Resolution
Goal
Why is an override account required in order to enumerate users in a trusted domain?
Do I need an overrride account to manage a trusted domain?
Fact
Directory and Resource Administrator 6.x
Directory and Resource Administrator 7.x
Directory and Resource Administrator 8.x
Fix
In order for Directory and Resource Administrator (DRA) to enumerate users from trusted domains, the server must have access to it using a known account.
Definitions:
- DRA Server: Stores and maintains information in memory for performance purposes, particularly in validating requests.
- DRA Server Service Account: The account under which the DRA Server runs.
- DRA Accounts cache: Contains information from the Windows NT account database (SAM) for user accounts and groups in NT4 domains, and information from the account database Active Directory (AD) for Windows 2000 domains. The cache also contains user accounts and groups in the trusted domains. The DRA server maintains this cache for all account administration performed through DRA.
- Known NT/2000 account: An account that NT, or 2000, is able to resolve down to its Security Identifier (SID). ***Note*** This is an NT Enterprise requirement for domain trusts to function properly. Example: Any NTaccount (in a trusting domain) that is a Known NT account to a trusted domain can open an NT native tool like User Manager and view (enumerate) accounts in the trusted domain.
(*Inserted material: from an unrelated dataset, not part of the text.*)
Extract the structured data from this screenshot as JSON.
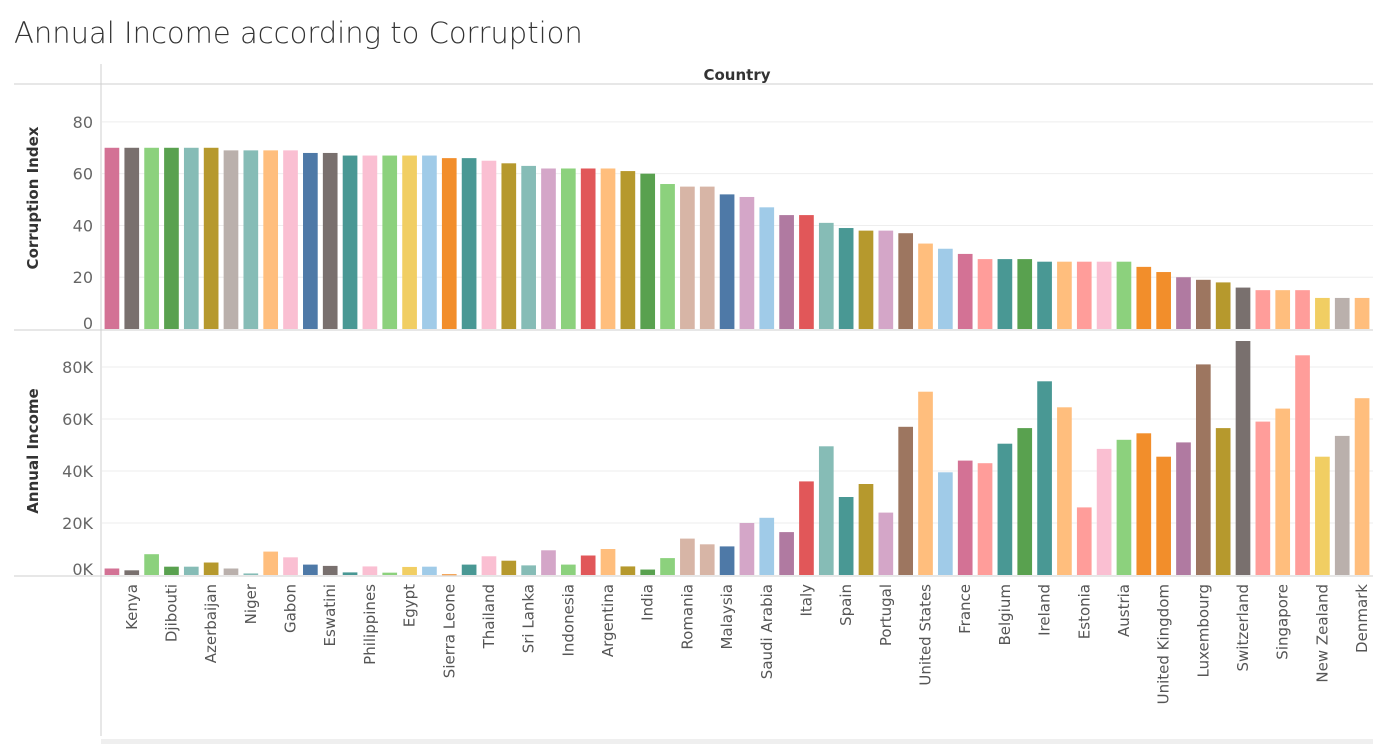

The DRA Server obtains SAM and AD information from its trusted domains. The DRA Server does this by doing a Domain Accounts cache refresh on the managed domain, and all of its trusted domains. In order for the DRA Server (in the trusting domain) to perform an accounts cache refresh on all of its trusted domains the DRA Server Service Account (in the trusting domain) must be a Known NT account to all trusted domains. In other words, the trusted domains must be able to resolve the SID of the DRA Server Service Account (in the trusting domain). If the trusted domains can resolve the DRA Server Service Account (in the trusting domain), then the DRA Server (in the trusting domain) has permission to enumerate the trusted domain in order to build the DOM (Domain accounts) file. The DOM file contains a list of Users and Global Groups from the trusted domain, which ultimately become a part of the account cache refresh.
There are two common methods of setting up the service account. One option would be to use an account from the trusted domain, adding that account to the Administrators Local Group in the trusting domain that hosts the DRA Server. Another option would be to use an account from the managed domain as the Service Account and have a shadow account , with the exact same name and password, in each of the trusted domains.